Die Verdoppelung des Umsatzsteuersatzes stößt allen sauer auf, den Kulturveranstaltern, Künstlerinnen und Künstlern, und auch Kulturpolitikern. Der Dachverband Salzburger Kulturstätten (er vertritt 74 Kulturinstitutionen in Stadt und Land Salzburg mit insgesamt rund einer Million Besuchern jährlich) hat Meinungen eingeholt. In der Kulturpolitik wie bei Veranstalter zeige sich „ein höchst einheitliches Bild der Ablehnung“, heißt es in einer Aussendung von heute Dienstag (24.2.).

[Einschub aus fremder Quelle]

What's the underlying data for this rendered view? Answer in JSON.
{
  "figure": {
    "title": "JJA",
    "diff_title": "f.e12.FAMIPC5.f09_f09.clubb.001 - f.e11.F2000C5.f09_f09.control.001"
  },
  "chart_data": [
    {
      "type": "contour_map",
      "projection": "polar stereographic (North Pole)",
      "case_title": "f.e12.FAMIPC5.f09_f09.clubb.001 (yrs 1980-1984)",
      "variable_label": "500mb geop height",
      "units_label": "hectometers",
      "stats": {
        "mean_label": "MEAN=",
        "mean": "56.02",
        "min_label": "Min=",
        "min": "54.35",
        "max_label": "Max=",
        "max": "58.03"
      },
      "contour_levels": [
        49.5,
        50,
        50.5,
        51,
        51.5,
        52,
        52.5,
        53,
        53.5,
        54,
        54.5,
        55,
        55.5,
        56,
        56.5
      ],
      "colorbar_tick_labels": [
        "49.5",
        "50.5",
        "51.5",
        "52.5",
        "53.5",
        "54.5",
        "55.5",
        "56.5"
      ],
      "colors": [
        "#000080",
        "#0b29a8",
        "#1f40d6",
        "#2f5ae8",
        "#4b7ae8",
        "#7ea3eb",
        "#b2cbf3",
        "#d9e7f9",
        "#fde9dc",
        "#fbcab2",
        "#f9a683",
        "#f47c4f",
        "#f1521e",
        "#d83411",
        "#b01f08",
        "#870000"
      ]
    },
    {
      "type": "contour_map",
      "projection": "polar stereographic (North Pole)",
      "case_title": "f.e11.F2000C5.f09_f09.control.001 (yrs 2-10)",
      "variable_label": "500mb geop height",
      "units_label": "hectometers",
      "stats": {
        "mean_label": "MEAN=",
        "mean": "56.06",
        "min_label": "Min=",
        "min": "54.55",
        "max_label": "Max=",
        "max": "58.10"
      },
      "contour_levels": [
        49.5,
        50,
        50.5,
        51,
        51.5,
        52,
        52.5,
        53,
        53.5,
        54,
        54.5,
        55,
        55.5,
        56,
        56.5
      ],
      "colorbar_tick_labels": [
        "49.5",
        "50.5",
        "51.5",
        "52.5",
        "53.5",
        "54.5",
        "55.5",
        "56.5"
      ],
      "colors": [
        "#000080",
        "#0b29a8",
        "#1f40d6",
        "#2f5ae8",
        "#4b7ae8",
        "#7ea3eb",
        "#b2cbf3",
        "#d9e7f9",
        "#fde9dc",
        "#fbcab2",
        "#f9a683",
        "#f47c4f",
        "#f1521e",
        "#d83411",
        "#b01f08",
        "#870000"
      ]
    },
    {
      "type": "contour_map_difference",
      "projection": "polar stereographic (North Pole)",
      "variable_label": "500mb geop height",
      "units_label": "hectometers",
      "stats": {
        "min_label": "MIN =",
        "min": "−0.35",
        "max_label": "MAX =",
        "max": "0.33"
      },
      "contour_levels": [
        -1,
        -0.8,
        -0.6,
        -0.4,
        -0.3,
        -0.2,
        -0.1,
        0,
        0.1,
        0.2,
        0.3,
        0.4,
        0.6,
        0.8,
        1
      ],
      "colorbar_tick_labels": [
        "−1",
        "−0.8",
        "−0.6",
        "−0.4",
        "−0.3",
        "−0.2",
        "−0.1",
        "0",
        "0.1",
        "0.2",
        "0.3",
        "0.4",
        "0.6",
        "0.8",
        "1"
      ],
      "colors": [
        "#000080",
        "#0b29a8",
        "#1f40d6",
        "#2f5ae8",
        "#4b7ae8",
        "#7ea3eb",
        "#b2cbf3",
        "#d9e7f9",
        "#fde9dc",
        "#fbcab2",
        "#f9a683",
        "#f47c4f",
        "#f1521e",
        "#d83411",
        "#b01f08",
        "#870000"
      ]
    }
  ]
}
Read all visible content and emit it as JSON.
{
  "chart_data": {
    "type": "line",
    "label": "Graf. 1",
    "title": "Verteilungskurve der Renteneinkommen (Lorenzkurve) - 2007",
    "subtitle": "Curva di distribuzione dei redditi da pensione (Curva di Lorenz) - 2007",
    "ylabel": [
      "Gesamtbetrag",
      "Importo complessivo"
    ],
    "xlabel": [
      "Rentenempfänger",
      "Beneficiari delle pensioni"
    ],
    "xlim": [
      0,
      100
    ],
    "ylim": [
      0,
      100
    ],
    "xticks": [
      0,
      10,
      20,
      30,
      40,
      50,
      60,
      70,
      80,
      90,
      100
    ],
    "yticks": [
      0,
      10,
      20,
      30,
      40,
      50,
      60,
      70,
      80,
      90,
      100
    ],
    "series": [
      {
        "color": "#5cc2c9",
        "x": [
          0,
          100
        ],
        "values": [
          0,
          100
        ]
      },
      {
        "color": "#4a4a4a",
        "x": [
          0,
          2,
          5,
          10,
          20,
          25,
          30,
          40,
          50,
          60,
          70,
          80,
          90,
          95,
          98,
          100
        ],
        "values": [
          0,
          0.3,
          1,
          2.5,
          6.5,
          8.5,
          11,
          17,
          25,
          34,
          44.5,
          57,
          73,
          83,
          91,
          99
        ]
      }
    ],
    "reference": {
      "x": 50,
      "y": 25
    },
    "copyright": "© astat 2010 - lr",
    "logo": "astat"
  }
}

Heinrich Schellhorn (Grüne), Kulturreferent des Landes Salzburg
Eine Erhöhung der Umsatzsteuer auf Kulturtickets ist eine ganz schlechte Idee. Es sollen doch mehr Menschen Zugang zu Kunst und Kultur bekommen! Hindernisse und Barrieren vor der Kultur sollen möglichst abgebaut und nicht erhöht werden. Eintrittspreise sind nicht die einzige, aber eine relevante Barriere. Der Hunger auf Kunst und Kultur ist oft größer als die Brieftasche. Das belegt auch die Nachfrage nach der gleichnamigen Aktion der Kulturveranstalter.
Künstler, Kulturschaffende, Kulturvermittler und Veranstalter bemühen sich erfolgreich, ihre Einrichtungen zu öffnen, aktiv auf die Menschen zuzugehen und auch bislang nicht erreichte Publikumsschichten zu erreichen. Der Finanzminister darf diese Bemühungen nicht erschweren. Die Kultur sei uns lieb und teuer! Aber bitte nicht teurer!
Heinz Schaden (SPÖ), Bürgermeister & Kulturreferent der Stadt Salzburg
... dass die Erhöhung des begünstigten Mehrwertsteuersatz von zehn Prozent für Theater- und Konzertkarten zu einer Senkung der Auslastungszahlen und damit zu einer Erhöhung des Subventionsbedarfs durch die öffentlichen Hand führen wird.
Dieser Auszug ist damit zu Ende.